There has been evidence from past pandemics about co-circulating pathogens that may play a role in understanding the epidemiology of coronavirus disease 2019 (COVID-19), caused by the novel severe acute respiratory syndrome coronavirus 2 (SARS-CoV-2).
Study: Estimating the impact of influenza on the epidemiological dynamics of SARS-CoV-2. Image Credit: Dotted Yeti/Shutterstock
Scientific evidence in the past has supported theories supporting the increased spread of the influenza virus due to co-infection with other respiratory viruses during the 1918 influenza pandemic that resulted in multiple waves of the pandemic. Interestingly, as per recent evidence, a respiratory viral co-infection (particularly with influenza viruses) can up-regulate the expression of angiotensin-converting enzyme 2 (ACE2), the key receptor used by SARS-CoV-2 to bind to human cells, replicate and cause infection in the respiratory epithelium and later cause severe damage to the lungs in certain cases. Furthermore, this up-regulation was demonstrated experimentally to increase the infectivity of SARS-CoV-2 in laboratory mice co-infected with the influenza A virus.
Researchers wanted to test the co-infection and induced infectivity hypothesis that has been unexplored territory to date. Their study to test and verify the co-infection hypothesis was published recently in the journal PeerJ. They developed a semi-mechanistic, population-based model of SARS-CoV-2 transmission and COVID-19 mortality. They considered the population of four European countries, Belgium, Italy, Norway, and Spain. They used likelihood-based statistical inference methods, using mortality incidence data to study the co-infection dynamics of COVID-19 and influenza.
Researchers collected infection data for the influenza virus based on the weekly numbers of samples tested and those who tested positive for any influenza virus from the FluNet database, compiled by the World Health Organization (WHO). They also collected syndromic data on the weekly incidence rate of influenza-like illnesses (ILI) in parallel from the FluID database, also compiled by the WHO.
On the other hand, data on the daily number of deaths caused by SARS-CoV-2 were inferred from the date of death, which was available from national public health public institutes in Belgium, Italy, and Spain (Instituto de Salud Carlos III). In Norway, the mortality data were available from the worldwide database compiled by the European Center for Disease Control and Prevention (CDC).
The researchers formulated a semi-mechanistic variant of the standard Susceptible–Exposed–Infected–Recovered transmission model, using the method of stages to allow for realistic distributions of the latent, infectious, and onset-to-death periods from the data collected. Researchers used multiple statistical inference methods based on iterated filtering to fit with mortality incidence data in the four countries to systematically test a range of assumptions about the impact of influenza.
The results indicated that, during the co-circulation period, influenza was associated with an average 1.8–3.4-fold (uncertainty range across countries: 1.1 to 5.0) population-level increase in SARS-CoV-2 transmission.
As per data from previous studies, researchers found robust and consistent evidence that non-pharmacological control measures markedly reduced the transmission of SARS-CoV-2. They also found consistent evidence suggesting that co-circulation of influenza transiently facilitated the transmission of SARS-CoV-2 in the early phase of the epidemic in Europe.

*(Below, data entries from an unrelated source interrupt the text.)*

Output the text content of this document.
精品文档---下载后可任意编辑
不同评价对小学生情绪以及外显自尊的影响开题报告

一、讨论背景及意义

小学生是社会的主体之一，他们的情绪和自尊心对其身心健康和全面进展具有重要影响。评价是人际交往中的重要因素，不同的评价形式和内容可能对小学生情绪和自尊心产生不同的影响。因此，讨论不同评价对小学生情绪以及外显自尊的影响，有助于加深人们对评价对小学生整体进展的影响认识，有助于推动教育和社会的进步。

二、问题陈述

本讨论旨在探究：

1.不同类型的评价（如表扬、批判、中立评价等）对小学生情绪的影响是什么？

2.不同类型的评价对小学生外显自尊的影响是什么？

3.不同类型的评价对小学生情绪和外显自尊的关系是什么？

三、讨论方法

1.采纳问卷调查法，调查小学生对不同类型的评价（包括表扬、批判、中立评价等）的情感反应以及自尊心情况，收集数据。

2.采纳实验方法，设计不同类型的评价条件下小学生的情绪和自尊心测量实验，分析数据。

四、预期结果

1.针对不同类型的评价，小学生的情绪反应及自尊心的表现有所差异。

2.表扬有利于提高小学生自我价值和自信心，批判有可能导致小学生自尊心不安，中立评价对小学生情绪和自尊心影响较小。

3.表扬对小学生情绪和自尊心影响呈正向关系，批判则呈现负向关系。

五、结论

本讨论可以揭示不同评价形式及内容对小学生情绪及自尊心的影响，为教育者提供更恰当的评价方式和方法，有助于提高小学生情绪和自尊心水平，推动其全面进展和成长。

In the light of recent discoveries regarding the structural modifications of the SARS-COV-2 and its impact on COVID-19, it is likely that the pandemic may soon be converting into an endemic. In such a scenario, the potential interactions of SARS-CoV-2 with other respiratory pathogens, particularly respiratory viruses, may become another rising concern for public health authorities. In this context, this study adds useful insight into the co-infection dynamics of the two respiratory viruses – influenza and COVID-19, consistent with several experimental and epidemiological evidence lines.